Medyadan – Magazin alıntıları
Bak bu sefer İbni Sina’ya acıdım – Gönül Yazar hayalindeki erkeği tanımlamış – Ailenizin gazetesinden entel fikfik tarifi – Hıncal Uluç, güzellik yarışması hakkında diyor ki – Göğsünü 3.kez küçültecekmiş, demek ki... – Eğer en iyi lokanta İngilizse, ben de Şekspir’im – Televizyon seyircisi böyle eziyet görmedi – Kendini intihar mı etmiş yoksa kendini hastaneye mi kaldırmış ve deeermişim!
İBNİ SİNA’YA ACIDIM
Sabah gazetesi ikinci sayfasını Hülya Avşar’a ayırmış ‘Şöhret Hülya’nın peşinde’ diye. Kimin kimin peşinde olduğu tartışılır elbette ama, bu arada bir kutu, diyor ki ‘İbni Sina’nın felsefesini benimsedi’!
Vah vah, Sina’ya yani...
Sabah, 18 nisan
*
GÖNÜL YAZAR HAYALİNDEKİ ERKEĞİ TANIMLAMIŞ
- En başta köpeğimi sevecek,
- Temiz ve bakımlı olacak,
- En az bir yabancı dil bilecek,
- Koton gömlek giyecek ki, ikide bir gömlekleri buruşmasın,
- Sandaletleri, kemer ve ayakkabısı aynı renk olacak,
- Façası düzgün, eline yüzüne bakılır olacak.

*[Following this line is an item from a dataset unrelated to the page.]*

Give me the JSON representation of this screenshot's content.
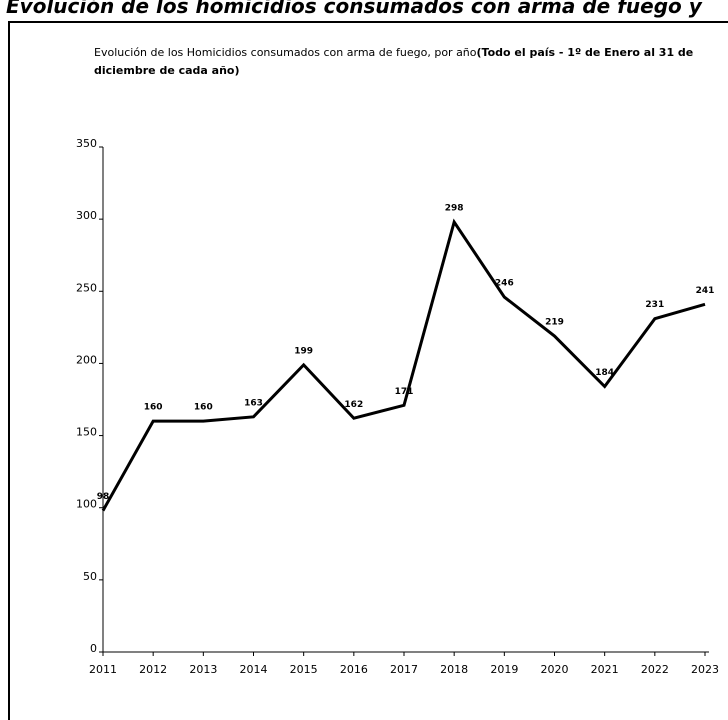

- Çok parası olmasın ama hep benden gitmesin,
Ve son madde:
- Yaşı yaşıma yakın olsun ama benden genç olsun. 50-55 civarında olabilir.

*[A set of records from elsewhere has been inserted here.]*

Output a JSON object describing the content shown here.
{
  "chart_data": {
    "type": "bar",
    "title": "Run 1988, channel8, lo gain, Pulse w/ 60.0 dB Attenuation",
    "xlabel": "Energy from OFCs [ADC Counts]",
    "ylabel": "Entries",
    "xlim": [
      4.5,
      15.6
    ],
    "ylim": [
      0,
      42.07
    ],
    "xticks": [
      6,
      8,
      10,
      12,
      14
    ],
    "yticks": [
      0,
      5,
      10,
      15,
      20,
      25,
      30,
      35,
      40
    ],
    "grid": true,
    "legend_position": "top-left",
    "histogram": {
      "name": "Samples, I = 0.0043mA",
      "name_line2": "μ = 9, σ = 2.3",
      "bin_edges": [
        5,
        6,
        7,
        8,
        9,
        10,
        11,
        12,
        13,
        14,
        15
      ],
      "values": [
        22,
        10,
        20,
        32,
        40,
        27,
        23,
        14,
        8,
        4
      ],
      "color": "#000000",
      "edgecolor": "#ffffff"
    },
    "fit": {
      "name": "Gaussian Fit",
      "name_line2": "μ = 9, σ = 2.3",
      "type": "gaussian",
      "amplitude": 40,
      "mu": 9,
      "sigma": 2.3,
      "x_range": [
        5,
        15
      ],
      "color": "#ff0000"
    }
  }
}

Yaşı yaşıma yakın ama 50-55 olsun...
Taş Bebek’in beynindeki ‘YAKIN’ kavramı bayağı bir ‘UZAK’ demek ki...
Milliyet, 19 nisan
Not: Gönül Yazar’dan bahsedince, aklıma, bir zamanlar arkadaşım Berrin’in köşesinde okuduğum bir hadise geldi, şöyle yazmıştı Berrin:
Gönül Yazar TBMM’de
Dün sabah telefonda tanıdık bir ses sordu:
– Berrin Hanım, önceki gün sabaha karşı, saat 3’ü geçerken, Gönül Yazar Meclis’te söz alarak kürsüye gelmek istedi; duydunuz mu?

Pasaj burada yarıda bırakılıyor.